Karena itu, mereka yang mencita-citakan kesatuan negara Islam, harus mempelajari sebab-sebab kehancuran dan perpecahan. Serta harus meyakinkan masysarakat, pemerintah dan berbagai kalangan akan pentingnya persatuan umat.

3.      Mengembalikan tanah dari tangan kaum muslimin dari angan musuh-musuhnya.
Imam madzhab yang empat serta ulama lainnya, berpendapat, wajib hukumnya mengembalikan tanah kaum muslimin, walau sejengkal yang jatuh ketangan musuh islam. Menyerahkan atau membiarkan bumi Islam dicaplok, dianggap dosa besar. Dalam kenyataanya kini, masih banyak tanah kaum muslimin yang dicaplok dan belum kita rebut kembali.

4.      Berusaha untuk menghentikan persengkokolan musuh.
Allah berfirman : Artinya “Orang-orang kafir ingin kamu lengah terhadap senjatamuadan harta bendamu, lalu meraka menyerbu kamu dengan sekaligus”. (QS. 4.102)
Ini merupakan gambaran unik tentang akibat musuh Islam dan perlakuan mereka terhadap kaum muslimin. Mereka selalu mengintai kesempatan untuk menghancurkannya.
Hadits Rasulullah menegaskan : “Hampir saja umat lain memperebutkan kalian sebagaimana memperebutkan makanan di atas nampan”. (HR.Abu Daud).
      Dan usaha untuk melawan persekongkolan ini juga harus bersifat internasional. Harus ada kesamaan gerak dan koordinasi dalam melaksanakannya.

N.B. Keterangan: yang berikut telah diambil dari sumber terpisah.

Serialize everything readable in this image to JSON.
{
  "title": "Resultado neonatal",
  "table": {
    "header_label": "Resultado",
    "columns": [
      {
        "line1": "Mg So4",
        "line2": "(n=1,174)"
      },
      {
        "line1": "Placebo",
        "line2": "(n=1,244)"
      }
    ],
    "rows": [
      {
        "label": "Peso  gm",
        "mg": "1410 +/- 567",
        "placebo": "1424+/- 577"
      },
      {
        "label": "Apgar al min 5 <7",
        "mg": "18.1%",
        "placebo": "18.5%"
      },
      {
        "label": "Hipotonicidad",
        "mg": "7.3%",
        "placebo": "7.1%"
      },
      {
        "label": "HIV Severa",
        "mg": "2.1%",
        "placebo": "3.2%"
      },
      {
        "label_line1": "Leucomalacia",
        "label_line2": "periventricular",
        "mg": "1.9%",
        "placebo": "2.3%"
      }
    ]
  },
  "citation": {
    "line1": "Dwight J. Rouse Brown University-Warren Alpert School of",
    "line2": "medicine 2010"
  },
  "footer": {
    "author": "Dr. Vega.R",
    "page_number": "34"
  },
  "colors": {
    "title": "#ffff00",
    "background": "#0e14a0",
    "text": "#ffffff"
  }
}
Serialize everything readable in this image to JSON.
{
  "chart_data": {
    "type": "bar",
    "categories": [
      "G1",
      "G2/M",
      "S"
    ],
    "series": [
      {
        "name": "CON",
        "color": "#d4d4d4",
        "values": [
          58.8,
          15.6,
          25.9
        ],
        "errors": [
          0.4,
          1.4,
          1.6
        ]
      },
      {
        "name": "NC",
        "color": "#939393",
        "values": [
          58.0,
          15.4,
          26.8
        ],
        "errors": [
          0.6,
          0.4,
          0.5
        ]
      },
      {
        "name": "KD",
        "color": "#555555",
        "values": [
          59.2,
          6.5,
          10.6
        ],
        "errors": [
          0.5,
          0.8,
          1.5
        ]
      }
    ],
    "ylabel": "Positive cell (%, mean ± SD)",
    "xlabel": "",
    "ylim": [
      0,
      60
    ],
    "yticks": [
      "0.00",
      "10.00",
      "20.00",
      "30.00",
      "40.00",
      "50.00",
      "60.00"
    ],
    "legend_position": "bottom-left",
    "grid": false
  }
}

5.      Mempersatukan pejuang dakwah Islam.
Nabi bersabda :
Aku mengajukan permohonan kepada Allah mengenai tiga hal, sedangkan yang ketiga di tolak. Yang ketiga itu adalah : permohonan agar tidak terjadi pertikaian diantara mereka”.
      Syaikh Muhammad Arowi berkata : “ setelah mereka mengatakan pentingnya ukhuwah dan jeleknya perpecahan, namun mereka berbeda pandangan. Allah menegaskan dalam ayat-Nya :
“ Jagalah dirimu, tiadalah orang sesat itu akan memberi mudharat kepadamu, apbila kamu telah mendapat petunjuk “ (QS. 5:105)
      Syaikh Arowi menafsirkan ayat ini, “ Jika kita menjaga diri dan komitmen terhadap petunjuk, maka sekalipun musuh sangat kuat tidak akan mampu mengalahkan kita. Dan tanda kita mendapat petunjuk adalah menjauhi siat tanazu’ (perselisihan ) Allah berfirman: “dan janganlah bersilang sengketa, nanti kalian akan gagal dan hilang kekuatan”. (QS. 8:46)
      Setelah kita paparkan realita kaum muslimin yang memilukan ini, maka kita harus mampu memahami hakekat permasalahaan umat, serta sebagai upaya pemecahannya melalui konsep Fiqih Waki’i . maka satu hakekat yang jelas terlihat yaitu : kita membutuhkan adanya jama’ah alami yang terkoordinir seluruh usaha tersebut. Wallahu a’lam bissawab.   ( diterjemahkan dari majlah Al Jihad peshawar hal. 50-51,oleh A. Mutawali).